Akhyar geming tak menjawab.

Akhyar sebenarnya bukanlah anak yang manja, walau dia anak satu-satunya. Akhyar dididik oleh bapaknya bahwa untuk mendapatkan sesuatu harus ada yang dikorbankan. Akhyar juga sepenuhnya sadar bahwa keluarga mereka selama ini hidup berkecukupan, berlebihan tidak, dibilang kurang pun tidak. Mau makan cukup. Mau bayar sekolah cukup. Mau kredit motor pun cukup. Untuk meminang seorang gadis pun sebenarnya juga cukup. Cukup jika Akhyar mau sedikit bersabar.

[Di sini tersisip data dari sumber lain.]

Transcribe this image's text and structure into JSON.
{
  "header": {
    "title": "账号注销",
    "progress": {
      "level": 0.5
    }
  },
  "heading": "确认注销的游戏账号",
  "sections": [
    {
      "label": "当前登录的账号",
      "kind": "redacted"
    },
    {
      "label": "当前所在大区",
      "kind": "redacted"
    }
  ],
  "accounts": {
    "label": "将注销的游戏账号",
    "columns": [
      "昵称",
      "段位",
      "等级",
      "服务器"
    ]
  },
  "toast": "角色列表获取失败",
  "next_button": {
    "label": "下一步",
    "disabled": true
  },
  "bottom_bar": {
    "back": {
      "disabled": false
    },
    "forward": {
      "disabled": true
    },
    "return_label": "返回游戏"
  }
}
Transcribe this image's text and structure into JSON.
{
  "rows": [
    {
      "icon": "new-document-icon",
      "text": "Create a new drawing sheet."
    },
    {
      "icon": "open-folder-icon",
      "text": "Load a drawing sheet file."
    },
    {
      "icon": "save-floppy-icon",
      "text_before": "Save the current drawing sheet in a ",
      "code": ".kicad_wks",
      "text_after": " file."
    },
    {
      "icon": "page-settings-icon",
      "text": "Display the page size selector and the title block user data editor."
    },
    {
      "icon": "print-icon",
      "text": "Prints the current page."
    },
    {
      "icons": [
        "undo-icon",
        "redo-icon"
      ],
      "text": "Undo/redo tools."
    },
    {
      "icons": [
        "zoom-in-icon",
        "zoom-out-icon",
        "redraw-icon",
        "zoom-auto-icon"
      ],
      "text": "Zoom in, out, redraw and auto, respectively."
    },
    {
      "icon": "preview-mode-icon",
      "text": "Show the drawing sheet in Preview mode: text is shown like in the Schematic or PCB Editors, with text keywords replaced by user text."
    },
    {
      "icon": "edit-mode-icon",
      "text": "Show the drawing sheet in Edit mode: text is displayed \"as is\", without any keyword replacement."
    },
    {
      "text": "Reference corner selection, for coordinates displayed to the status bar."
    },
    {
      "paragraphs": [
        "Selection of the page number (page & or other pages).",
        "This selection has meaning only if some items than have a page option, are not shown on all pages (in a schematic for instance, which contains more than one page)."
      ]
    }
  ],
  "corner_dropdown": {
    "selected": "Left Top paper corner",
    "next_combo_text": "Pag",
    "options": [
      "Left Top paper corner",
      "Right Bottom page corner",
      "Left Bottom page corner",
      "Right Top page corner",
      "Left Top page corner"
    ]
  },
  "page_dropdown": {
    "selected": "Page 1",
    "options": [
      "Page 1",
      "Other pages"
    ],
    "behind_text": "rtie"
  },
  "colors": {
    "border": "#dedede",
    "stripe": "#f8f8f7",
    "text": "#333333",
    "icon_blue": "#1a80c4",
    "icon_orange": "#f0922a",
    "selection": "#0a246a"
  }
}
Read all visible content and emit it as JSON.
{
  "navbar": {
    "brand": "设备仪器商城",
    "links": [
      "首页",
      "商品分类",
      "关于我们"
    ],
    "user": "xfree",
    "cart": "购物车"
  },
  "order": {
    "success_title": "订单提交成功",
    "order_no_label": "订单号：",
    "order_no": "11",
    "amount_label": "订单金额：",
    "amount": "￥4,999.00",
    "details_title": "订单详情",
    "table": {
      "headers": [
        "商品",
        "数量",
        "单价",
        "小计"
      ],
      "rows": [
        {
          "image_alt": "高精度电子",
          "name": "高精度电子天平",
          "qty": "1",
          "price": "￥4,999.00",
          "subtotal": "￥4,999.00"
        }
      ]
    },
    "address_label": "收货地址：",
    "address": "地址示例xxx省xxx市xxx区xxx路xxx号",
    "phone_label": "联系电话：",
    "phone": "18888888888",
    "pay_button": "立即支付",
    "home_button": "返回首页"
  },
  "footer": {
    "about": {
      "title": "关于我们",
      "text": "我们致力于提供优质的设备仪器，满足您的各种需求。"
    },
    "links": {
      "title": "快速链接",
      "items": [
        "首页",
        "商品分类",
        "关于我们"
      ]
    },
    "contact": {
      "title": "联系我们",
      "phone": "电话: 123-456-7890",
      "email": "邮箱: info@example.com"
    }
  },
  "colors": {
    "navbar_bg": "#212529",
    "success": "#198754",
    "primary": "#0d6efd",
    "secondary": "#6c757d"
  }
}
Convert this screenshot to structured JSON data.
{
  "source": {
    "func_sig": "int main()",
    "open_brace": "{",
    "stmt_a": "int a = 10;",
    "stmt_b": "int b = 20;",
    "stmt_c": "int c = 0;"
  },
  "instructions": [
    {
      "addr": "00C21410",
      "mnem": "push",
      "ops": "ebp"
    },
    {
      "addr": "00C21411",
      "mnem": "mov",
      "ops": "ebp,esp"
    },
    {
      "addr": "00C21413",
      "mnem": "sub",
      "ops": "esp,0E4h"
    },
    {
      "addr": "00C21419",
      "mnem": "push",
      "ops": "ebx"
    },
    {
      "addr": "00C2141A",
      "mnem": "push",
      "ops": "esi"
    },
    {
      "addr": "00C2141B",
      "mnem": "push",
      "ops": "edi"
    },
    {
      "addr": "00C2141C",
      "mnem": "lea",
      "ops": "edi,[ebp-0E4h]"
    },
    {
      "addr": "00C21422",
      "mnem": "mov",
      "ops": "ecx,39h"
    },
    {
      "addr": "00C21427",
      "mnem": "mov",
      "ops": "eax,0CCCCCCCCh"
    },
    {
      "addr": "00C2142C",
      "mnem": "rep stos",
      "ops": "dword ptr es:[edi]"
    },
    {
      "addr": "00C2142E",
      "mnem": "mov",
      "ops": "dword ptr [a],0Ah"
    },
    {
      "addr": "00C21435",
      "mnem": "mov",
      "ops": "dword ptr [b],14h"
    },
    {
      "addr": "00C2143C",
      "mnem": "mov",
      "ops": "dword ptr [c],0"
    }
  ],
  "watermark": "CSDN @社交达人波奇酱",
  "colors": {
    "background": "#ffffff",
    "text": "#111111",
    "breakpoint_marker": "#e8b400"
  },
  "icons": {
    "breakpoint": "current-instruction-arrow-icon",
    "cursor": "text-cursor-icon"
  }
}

Keluarga Akhyar, seperti sebagian besar keluarga di Bakalang, adalah seorang pelaut. Mereka adalah turunan orang-orang Bajo yang mendiami Pulau Pantar sudah sejak ratusan tahun lalu. Pepatah mereka: kering dayung, kering periuk. Jika mereka tak melaut, mereka tak mampu bikin kenyang perut. Suli, bapak Akhyar, termasuk orang berada di kampungnya. Dia punya kapal motor yang sering mengangkut barang dari pelabuhan di Kupang ke dermaga-dermaga kecil Pulau Pantar seperti Bakalang dan Kabir. Sesekali Akhyar pun ikut bapaknya melaut. Sekali angkut biasanya orang, kambing, sepeda motor, sampai kulkas dan genset, berhasil dimuat. Biasanya Suli baru pulang dua hari sekali sambil membawa uang setas pinggang penuh yang langsung dia serahkan kepada istrinya.

Sebenarnya masalah pinang-meminang gadis tak perlu Akhyar khawatirkan. Cukup jika Akhyar mau sedikit bersabar. Tapi apa boleh dikata, beginilah kalau cinta sudah membabibutakan logika.

Suli sendiri bukan tak tahu rencana anaknya. Akhyar sebenarnya sudah bilang jauh-jauh hari pada bapaknya jika dia mau kawin. Waktu itu Suli hanya bisa tertawa. Tawa yang diartikan Akhyar sebagai jawaban iya dari bapaknya. Suli waktu itu memang baru hanya bisa tertawa. Bagaimana tidak? Saat Akhyar bilang mau kawin yang terbayang di kepalanya adalah berapa puluh juta uang yang harus dia siapkan. Utangnya pada Haji Sukron baru saja selesai. Uang-uang itu pun sudah dia rupakan keramik rumah dan mesin tempel kapal baru. Suli bukan tak mau anaknya buru-buru menikah. Baginya jika Akhyar sudah merasa siap, mengapa tidak? Tapi uang dari mana?

Hal itu pulalah yang membuat tangan kiri Suli tak kunjung lepas dari kreteknya. Beda tentu saja, orang yang mengisap rokok karena menikmatinya dengan orang yang mengisap untuk menghilangkan gelisah di dadanya. Rokok akan disedot dalam-dalam dan cepat. Kepul asapnya pun begitu tergesa-gesa. Di kepalanya kini ada dua kebimbangan sekaligus: anaknya yang butuh uang untuk kawin dan sebuah pertanyaan. Apakah uang yang dibutuhkan Akhyar sengaja dititipkan Tuhan pada orang-orang yang menumpang di kapalnya malam ini

Di kapalnya kini sudah ada lima belas orang termasuk Zakaria kawan seperahunya dan Sabiq keponakannya. Dua belas yang lain adalah penumpang. Dua belas penumpang ini nampaknya punya masalah yang sama dengan si pemilik kapal. Mereka mati-matian membunuh gelisah. Caranya berbeda-beda. Ada yang memutar tasbih. Ada yang meracau pelan tanpa henti. Ada yang menggigil. Ada yang muntah di dek. Suli, Zakaria, dan Sabiq lebih memilih menghabiskan rokok kretek.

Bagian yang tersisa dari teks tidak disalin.